Dante, Beatrice, lo studio, il tempo, le parole, l'Amore
Data: Domenica, 16 gennaio 2011 ore 18:30:52 CET
Argomento: Redazione


 Studio quanto posso

Ieri abbiamo letto in classe la fine della Vita Nova:

Appresso questo sonetto apparve a me una mirabile visione, ne la quale io vidi cose che mi fecero proporre di non dire più di questa benedetta infino a tanto che io potesse più degnamente trattare di lei.
E di venire a ciò io studio quanto posso, sì com’ella sia veracemente. Sì che, se piacere sarà di colui a cui tutte le cose vivono, che la mia vita duri per alquanti anni, io spero di dicer di lei quello che mai non fue detto d’alcuna. (Dante, Vita Nova, XLIII)

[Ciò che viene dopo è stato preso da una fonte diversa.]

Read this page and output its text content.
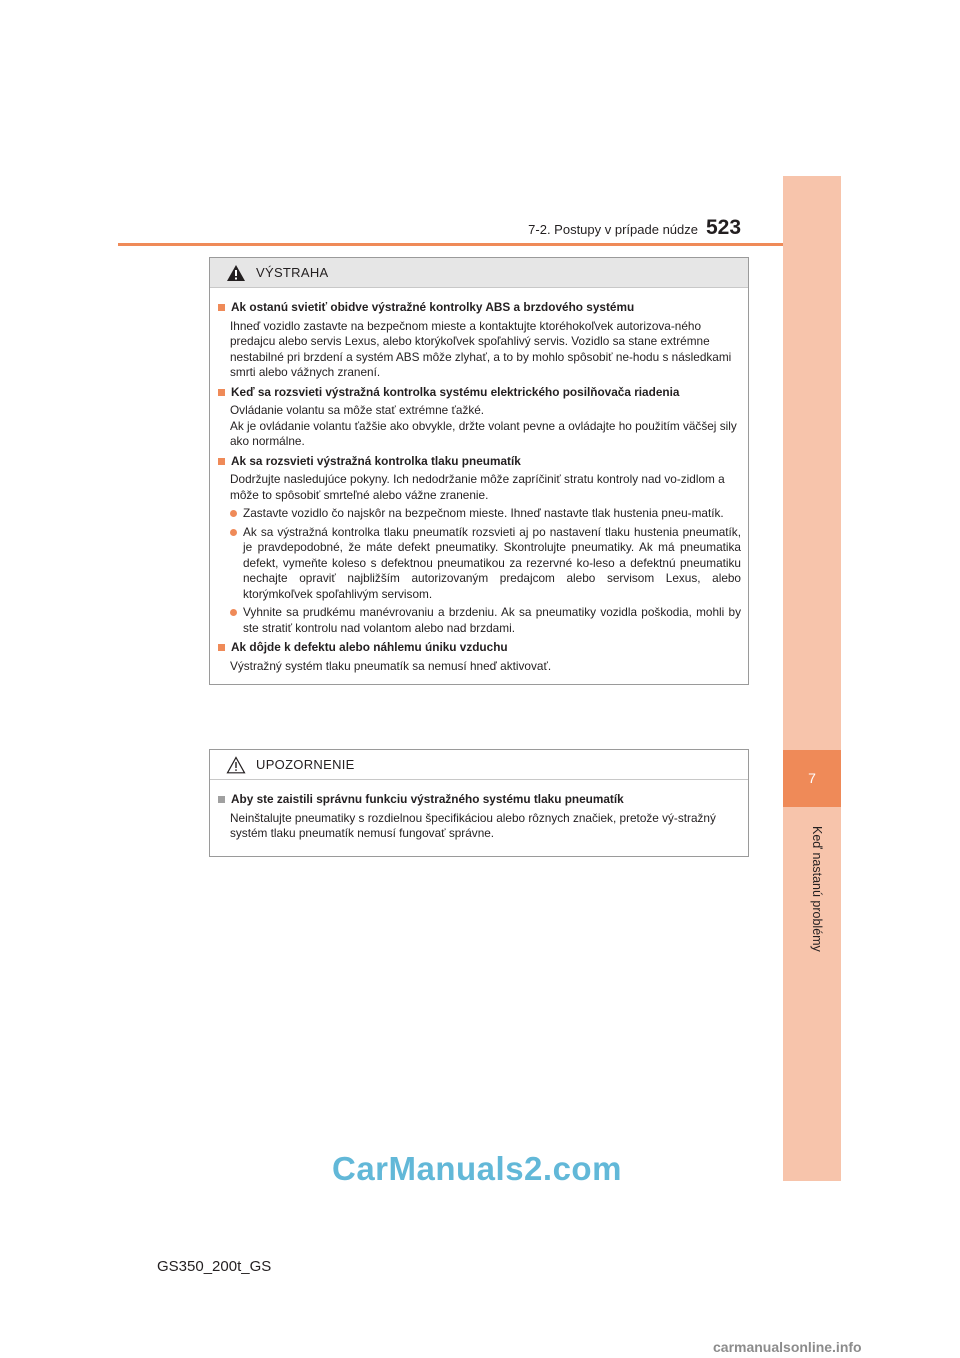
7
Keď nastanú problémy
7-2. Postupy v prípade núdze 523
VÝSTRAHA
Ak ostanú svietiť obidve výstražné kontrolky ABS a brzdového systému
Ihneď vozidlo zastavte na bezpečnom mieste a kontaktujte ktoréhokoľvek autorizova-ného predajcu alebo servis Lexus, alebo ktorýkoľvek spoľahlivý servis. Vozidlo sa stane extrémne nestabilné pri brzdení a systém ABS môže zlyhať, a to by mohlo spôsobiť ne-hodu s následkami smrti alebo vážnych zranení.
Keď sa rozsvieti výstražná kontrolka systému elektrického posilňovača riadenia
Ovládanie volantu sa môže stať extrémne ťažké.
Ak je ovládanie volantu ťažšie ako obvykle, držte volant pevne a ovládajte ho použitím väčšej sily ako normálne.
Ak sa rozsvieti výstražná kontrolka tlaku pneumatík
Dodržujte nasledujúce pokyny. Ich nedodržanie môže zapríčiniť stratu kontroly nad vo-zidlom a môže to spôsobiť smrteľné alebo vážne zranenie.
Zastavte vozidlo čo najskôr na bezpečnom mieste. Ihneď nastavte tlak hustenia pneu-matík.
Ak sa výstražná kontrolka tlaku pneumatík rozsvieti aj po nastavení tlaku hustenia pneumatík, je pravdepodobné, že máte defekt pneumatiky. Skontrolujte pneumatiky. Ak má pneumatika defekt, vymeňte koleso s defektnou pneumatikou za rezervné ko-leso a defektnú pneumatiku nechajte opraviť najbližším autorizovaným predajcom alebo servisom Lexus, alebo ktorýmkoľvek spoľahlivým servisom.
Vyhnite sa prudkému manévrovaniu a brzdeniu. Ak sa pneumatiky vozidla poškodia, mohli by ste stratiť kontrolu nad volantom alebo nad brzdami.
Ak dôjde k defektu alebo náhlemu úniku vzduchu
Výstražný systém tlaku pneumatík sa nemusí hneď aktivovať.
UPOZORNENIE
Aby ste zaistili správnu funkciu výstražného systému tlaku pneumatík
Neinštalujte pneumatiky s rozdielnou špecifikáciou alebo rôznych značiek, pretože vý-stražný systém tlaku pneumatík nemusí fungovať správne.
CarManuals2.com
GS350_200t_GS
carmanualsonline.info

Quando Dante scrive queste parole, nel 1293, ha 28 anni. Vede qualcosa che definisce “mirabile” e ribadisce che lo scopo della sua vita è dire “Beatrice” degnamente, come non è mai stato fatto con nessuna donna. Sa che questa è la cosa più importante della sua vita, ma sa anche di non essere all’altezza. Per questo dichiara “studio quanto posso” per “venire a ciò”, per riuscire nell’impresa. Riuscirà a farlo solo 14 anni dopo, nel 1307, iniziando la Commedia. Gli ci vogliono 14 anni di “studio” (che in latino vuol dire amore, passione, desiderio), 14 anni di prove, di tentativi, di opere interrotte, di esili, di condanne a morte, fughe e dolori… per riuscire ad acquisire le parole adatte a dire ciò che ha visto.

Le parole arrivano 14 anni dopo e sono le parole che in altri 14 anni (1307-1321) costituiranno l’opera più grande mai scritta nella storia della parola poetica. 14 anni per trovare le parole, 14 anni per scrivere. Tutto per “dire veracemente” un nome: Beatrice. Dante trova le parole per l’amore che lo ha trovato.

Vorrei la fede di Dante nelle parole, la sua tenacia nello studiare, quanto può, per raggiungere “a parole” l’Amore da cantare nel tempo e fuori dal tempo.

Le parole si trovano, l’amore ti trova.

Ecco cosa ci faccio con le parole: dico all’amore di venirmi a trovare.